Photography : Portraiture
Dear me
Britney’s Sweet 17 Beauty Portraits by Winson
24
Dec 2017

Dear me,

There are a lot of things that have been going on right now, but it’s not really happening in real life, it’s happening in my mind, and the worst thing about it is me not knowing what are God’s plans for my life.

Life right now is just me trying to find the right answers without knowing how, and that feeling keeps repeating itself, like I’m going in a circle over and over again asking this question: should I move to Singapore for college without graduating high school or should I just stay here and wait until I graduate then leaving for college?

It surely is a big decision that could go both ways. It’s either very wrong or really good. If you ask me this question 5 years ago, I would’ve definitely said I would stay. Now, the answer might be leaving, but I’m scared that it would not turn out like what God wanted it to be. I don’t want to look back to this moment and think how stupid I was for not taking the chance. I don’t want to screw this up, knowing that He has listened and will always listen to whatever my prayer is.

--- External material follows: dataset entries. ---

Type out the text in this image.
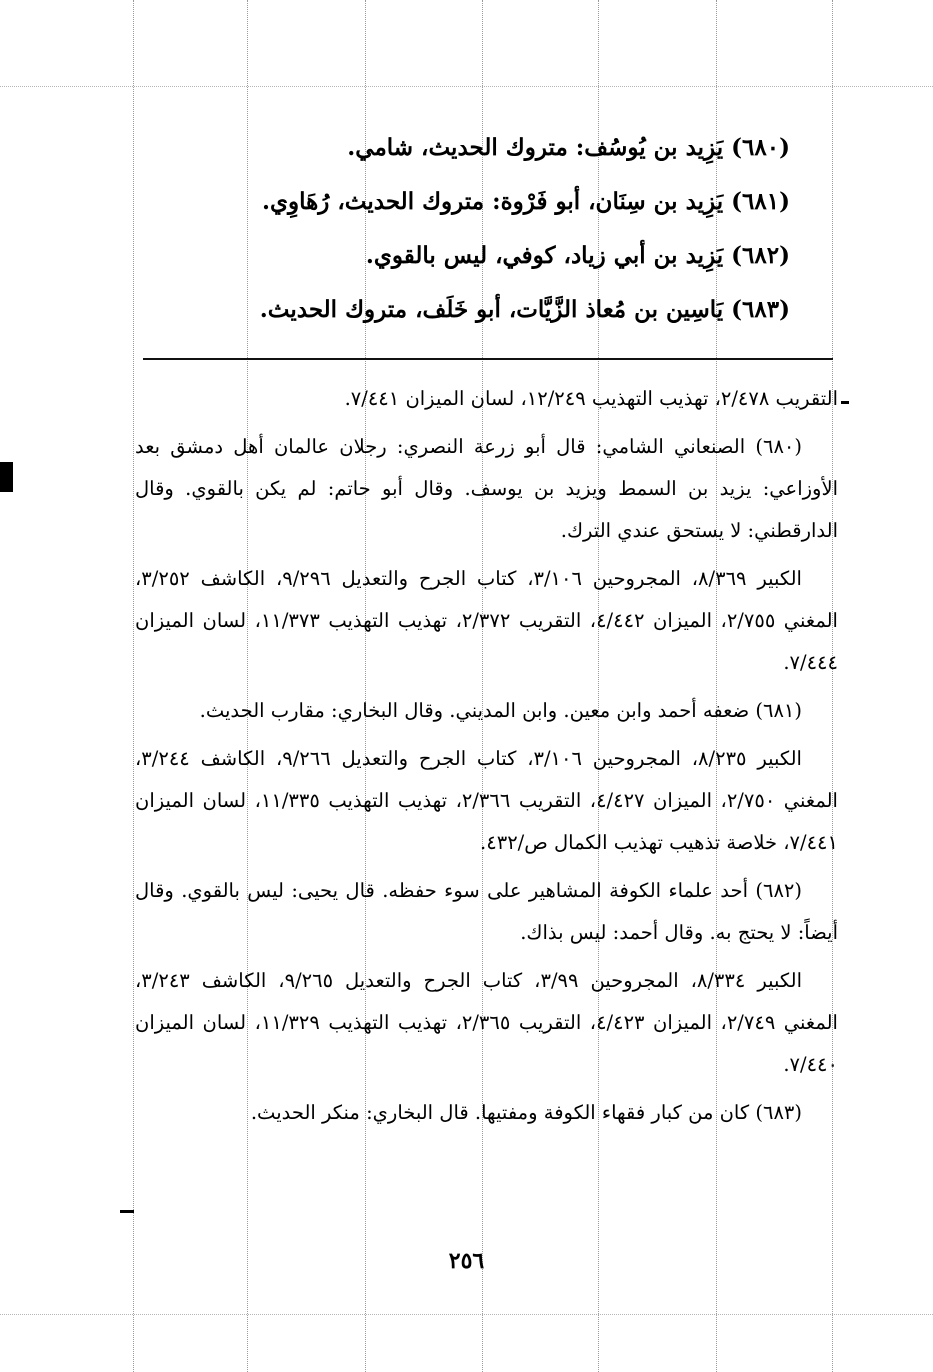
(٦٨٠) يَزِيد بن يُوسُف: متروك الحديث، شامي.
(٦٨١) يَزِيد بن سِنَان، أبو فَرْوة: متروك الحديث، رُهَاوِي.
(٦٨٢) يَزِيد بن أبي زياد، كوفي، ليس بالقوي.
(٦٨٣) يَاسِين بن مُعاذ الزَّيَّات، أبو خَلَف، متروك الحديث.

التقريب ٢/٤٧٨، تهذيب التهذيب ١٢/٢٤٩، لسان الميزان ٧/٤٤١.

(٦٨٠) الصنعاني الشامي: قال أبو زرعة النصري: رجلان عالمان أهل دمشق بعد الأوزاعي: يزيد بن السمط ويزيد بن يوسف. وقال أبو حاتم: لم يكن بالقوي. وقال الدارقطني: لا يستحق عندي الترك.

الكبير ٨/٣٦٩، المجروحين ٣/١٠٦، كتاب الجرح والتعديل ٩/٢٩٦، الكاشف ٣/٢٥٢، المغني ٢/٧٥٥، الميزان ٤/٤٤٢، التقريب ٢/٣٧٢، تهذيب التهذيب ١١/٣٧٣، لسان الميزان ٧/٤٤٤.

(٦٨١) ضعفه أحمد وابن معين. وابن المديني. وقال البخاري: مقارب الحديث.

الكبير ٨/٢٣٥، المجروحين ٣/١٠٦، كتاب الجرح والتعديل ٩/٢٦٦، الكاشف ٣/٢٤٤، المغني ٢/٧٥٠، الميزان ٤/٤٢٧، التقريب ٢/٣٦٦، تهذيب التهذيب ١١/٣٣٥، لسان الميزان ٧/٤٤١، خلاصة تذهيب تهذيب الكمال ص/٤٣٢.

(٦٨٢) أحد علماء الكوفة المشاهير على سوء حفظه. قال يحيى: ليس بالقوي. وقال أيضاً: لا يحتج به. وقال أحمد: ليس بذاك.

الكبير ٨/٣٣٤، المجروحين ٣/٩٩، كتاب الجرح والتعديل ٩/٢٦٥، الكاشف ٣/٢٤٣، المغني ٢/٧٤٩، الميزان ٤/٤٢٣، التقريب ٢/٣٦٥، تهذيب التهذيب ١١/٣٢٩، لسان الميزان ٧/٤٤٠.

(٦٨٣) كان من كبار فقهاء الكوفة ومفتيها. قال البخاري: منكر الحديث.

٢٥٦
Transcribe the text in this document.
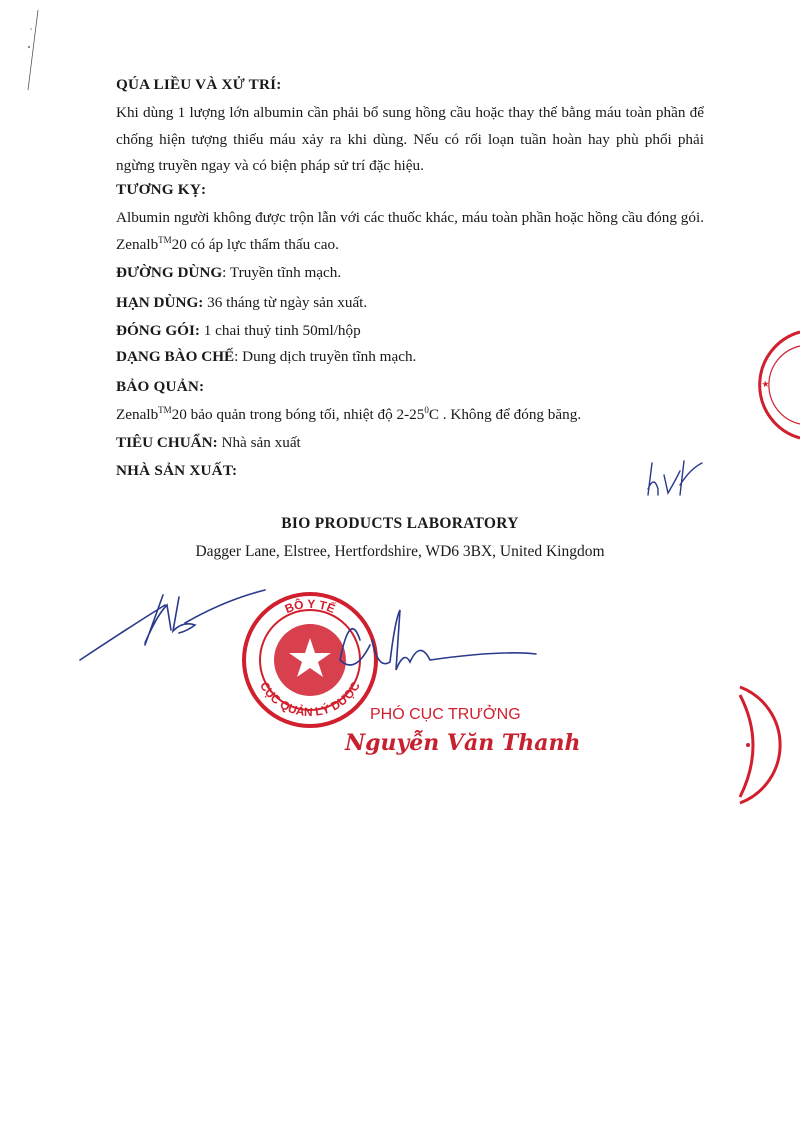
QÚA LIỀU VÀ XỬ TRÍ:
Khi dùng 1 lượng lớn albumin cần phải bổ sung hồng cầu hoặc thay thế bằng máu toàn phần để chống hiện tượng thiếu máu xảy ra khi dùng. Nếu có rối loạn tuần hoàn hay phù phổi phải ngừng truyền ngay và có biện pháp sử trí đặc hiệu.
TƯƠNG KỴ:
Albumin người không được trộn lẫn với các thuốc khác, máu toàn phần hoặc hồng cầu đóng gói. Zenalb™20 có áp lực thẩm thấu cao.
ĐƯỜNG DÙNG: Truyền tĩnh mạch.
HẠN DÙNG: 36 tháng từ ngày sản xuất.
ĐÓNG GÓI: 1 chai thuỷ tinh 50ml/hộp
DẠNG BÀO CHẾ: Dung dịch truyền tĩnh mạch.
BẢO QUẢN:
Zenalb™20 bảo quản trong bóng tối, nhiệt độ $2-25^0C$ . Không để đóng băng.
TIÊU CHUẨN: Nhà sản xuất
NHÀ SẢN XUẤT:
BIO PRODUCTS LABORATORY
Dagger Lane, Elstree, Hertfordshire, WD6 3BX, United Kingdom
BỘ Y TẾ
CỤC QUẢN LÝ DƯỢC
PHÓ CỤC TRƯỞNG
Nguyễn Văn Thanh
★
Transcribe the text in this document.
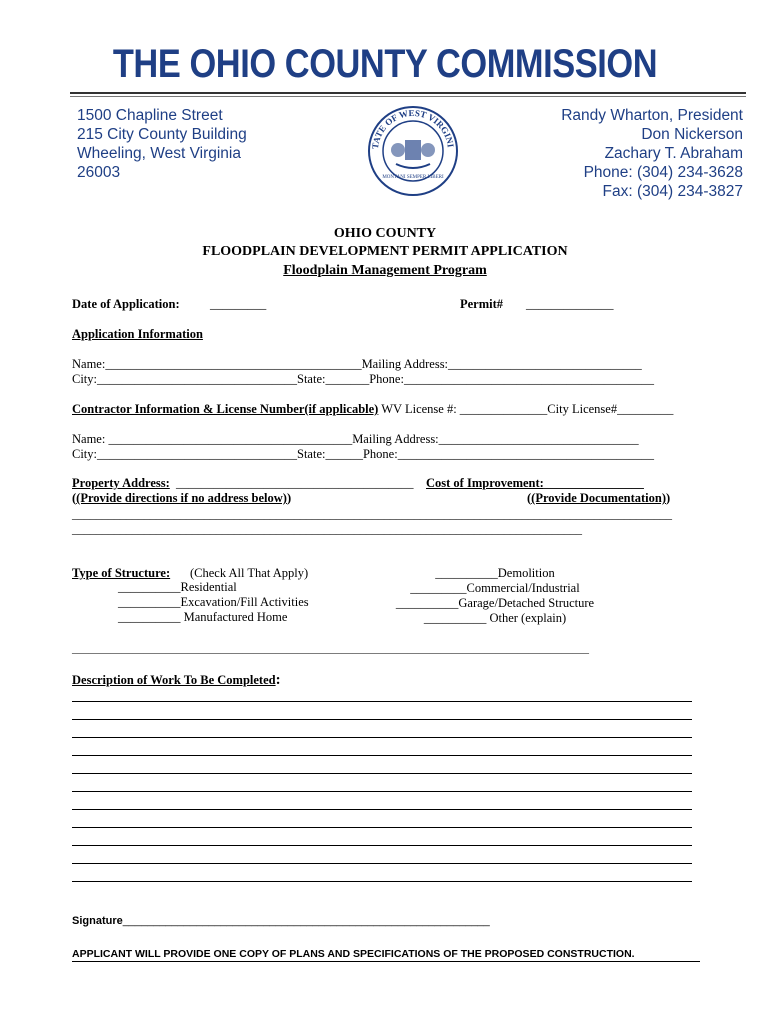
THE OHIO COUNTY COMMISSION
1500 Chapline Street
215 City County Building
Wheeling, West Virginia
26003
TATE OF WEST VIRGINI
MONTANI SEMPER LIBERI
Randy Wharton, President
Don Nickerson
Zachary T. Abraham
Phone: (304) 234-3628
Fax: (304) 234-3827
OHIO COUNTY
FLOODPLAIN DEVELOPMENT PERMIT APPLICATION
Floodplain Management Program
Date of Application: _________	Permit# ______________
Application Information
Name:_________________________________________Mailing Address:_______________________________
City:________________________________State:_______Phone:________________________________________
Contractor Information & License Number(if applicable) WV License #: ______________City License#_________
Name: _______________________________________Mailing Address:________________________________
City:________________________________State:______Phone:_________________________________________
Property Address: ______________________________________ Cost of Improvement:________________
((Provide directions if no address below))	((Provide Documentation))
____________________________________________________________________________________________________
_____________________________________________________________________________________
Type of Structure: (Check All That Apply)
__________Residential
__________Excavation/Fill Activities
__________ Manufactured Home
__________Demolition
_________Commercial/Industrial
__________Garage/Detached Structure
__________ Other (explain)
______________________________________________________________________________________________
Description of Work To Be Completed:
Signature____________________________________________________________
APPLICANT WILL PROVIDE ONE COPY OF PLANS AND SPECIFICATIONS OF THE PROPOSED CONSTRUCTION.
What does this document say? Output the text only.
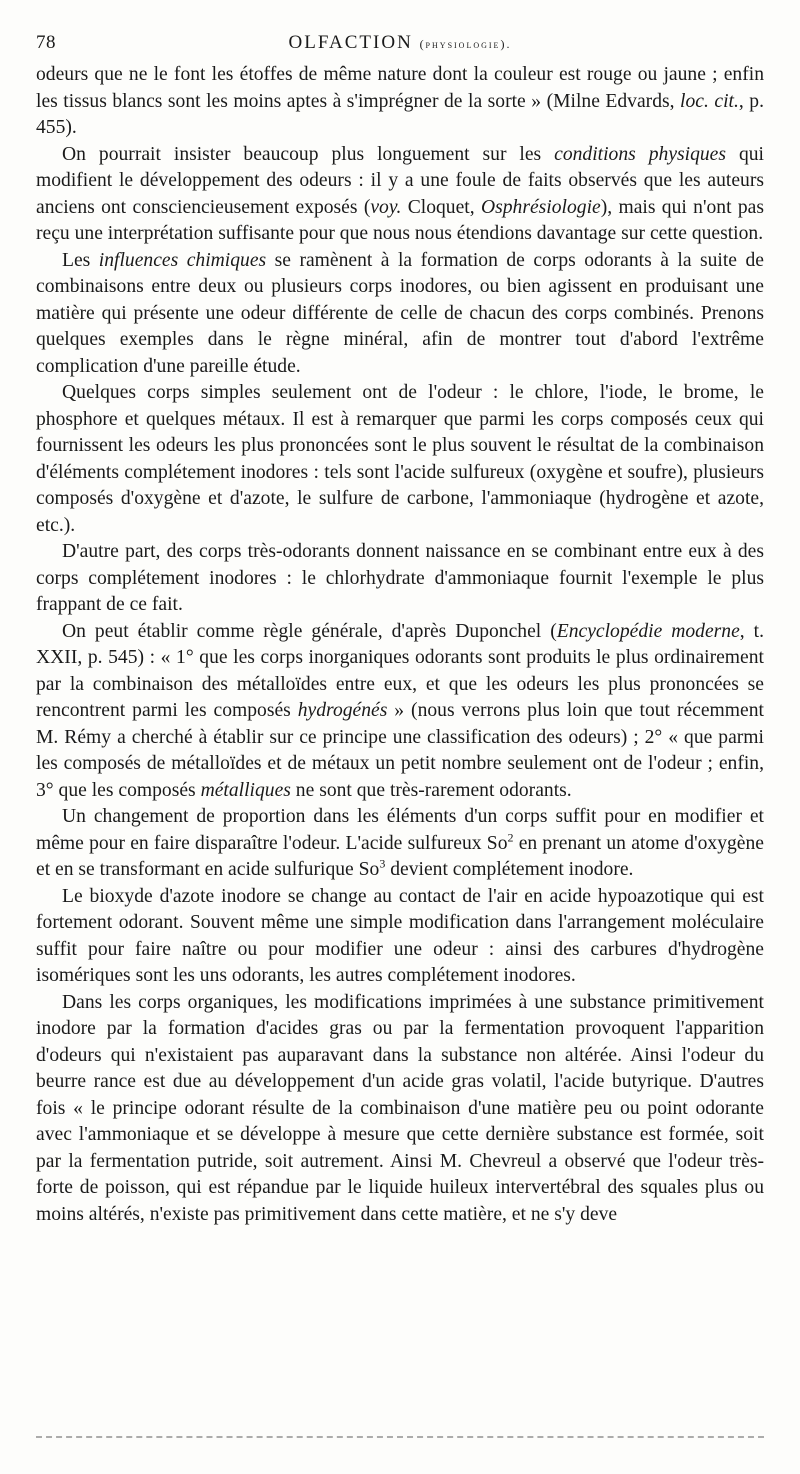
78	OLFACTION (physiologie).

odeurs que ne le font les étoffes de même nature dont la couleur est rouge ou jaune ; enfin les tissus blancs sont les moins aptes à s'imprégner de la sorte » (Milne Edvards, loc. cit., p. 455).

On pourrait insister beaucoup plus longuement sur les conditions physiques qui modifient le développement des odeurs : il y a une foule de faits observés que les auteurs anciens ont consciencieusement exposés (voy. Cloquet, Osphrésiologie), mais qui n'ont pas reçu une interprétation suffisante pour que nous nous étendions davantage sur cette question.

Les influences chimiques se ramènent à la formation de corps odorants à la suite de combinaisons entre deux ou plusieurs corps inodores, ou bien agissent en produisant une matière qui présente une odeur différente de celle de chacun des corps combinés. Prenons quelques exemples dans le règne minéral, afin de montrer tout d'abord l'extrême complication d'une pareille étude.

Quelques corps simples seulement ont de l'odeur : le chlore, l'iode, le brome, le phosphore et quelques métaux. Il est à remarquer que parmi les corps composés ceux qui fournissent les odeurs les plus prononcées sont le plus souvent le résultat de la combinaison d'éléments complétement inodores : tels sont l'acide sulfureux (oxygène et soufre), plusieurs composés d'oxygène et d'azote, le sulfure de carbone, l'ammoniaque (hydrogène et azote, etc.).

D'autre part, des corps très-odorants donnent naissance en se combinant entre eux à des corps complétement inodores : le chlorhydrate d'ammoniaque fournit l'exemple le plus frappant de ce fait.

On peut établir comme règle générale, d'après Duponchel (Encyclopédie moderne, t. XXII, p. 545) : « 1° que les corps inorganiques odorants sont produits le plus ordinairement par la combinaison des métalloïdes entre eux, et que les odeurs les plus prononcées se rencontrent parmi les composés hydrogénés » (nous verrons plus loin que tout récemment M. Rémy a cherché à établir sur ce principe une classification des odeurs) ; 2° « que parmi les composés de métalloïdes et de métaux un petit nombre seulement ont de l'odeur ; enfin, 3° que les composés métalliques ne sont que très-rarement odorants.

Un changement de proportion dans les éléments d'un corps suffit pour en modifier et même pour en faire disparaître l'odeur. L'acide sulfureux So$^2$ en prenant un atome d'oxygène et en se transformant en acide sulfurique So$^3$ devient complétement inodore.

Le bioxyde d'azote inodore se change au contact de l'air en acide hypoazotique qui est fortement odorant. Souvent même une simple modification dans l'arrangement moléculaire suffit pour faire naître ou pour modifier une odeur : ainsi des carbures d'hydrogène isomériques sont les uns odorants, les autres complétement inodores.

Dans les corps organiques, les modifications imprimées à une substance primitivement inodore par la formation d'acides gras ou par la fermentation provoquent l'apparition d'odeurs qui n'existaient pas auparavant dans la substance non altérée. Ainsi l'odeur du beurre rance est due au développement d'un acide gras volatil, l'acide butyrique. D'autres fois « le principe odorant résulte de la combinaison d'une matière peu ou point odorante avec l'ammoniaque et se développe à mesure que cette dernière substance est formée, soit par la fermentation putride, soit autrement. Ainsi M. Chevreul a observé que l'odeur très-forte de poisson, qui est répandue par le liquide huileux intervertébral des squales plus ou moins altérés, n'existe pas primitivement dans cette matière, et ne s'y deve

And I’ve just realized that i’m really turning 17 in 2 months. Not being able to make a decision is such a disappointment for me.

People always say, “17 is the age of maturity.” It’s like a turning point from your childish self into more mature self. To be honest, I don’t think that term really works for me on decision making. It bothers me a lot that I can’t figure this out at this age, because I feel like I have given myself enough time to think about this matter but still cannot seem to figure it out. Somehow, it is exciting to see all the surprises because I believe it’s going to be best thing that could possibly happen.

In fact, if you turn out regretting the decision that I made 6 years ago, that’s okay. Because God is with you, He won’t leave you. You have seen Him open another way when there were none, and I believe He is going to do it again.

You are precious, so stop being so perfectionist that you hate yourself for not being able to do nor be the things you wanted or thought could do.

By now, I hope you finally can stop holding onto the what could have beens, as if they were memories. Whatever happens, be thankful for it. Be glad that you’ve made it this far and still fighting for your battles.

I’ve always wanted you to be a fashion designer; having your own workspace, loving your job, and being successful not only material things, but in every other ways.

Even if you cannot have your dream job or whatever you wanted, it’s fine. All that you ever need, God has provided them within you. And everything else is simply a blessing to what you already have. Because life is a series of tiny miracles.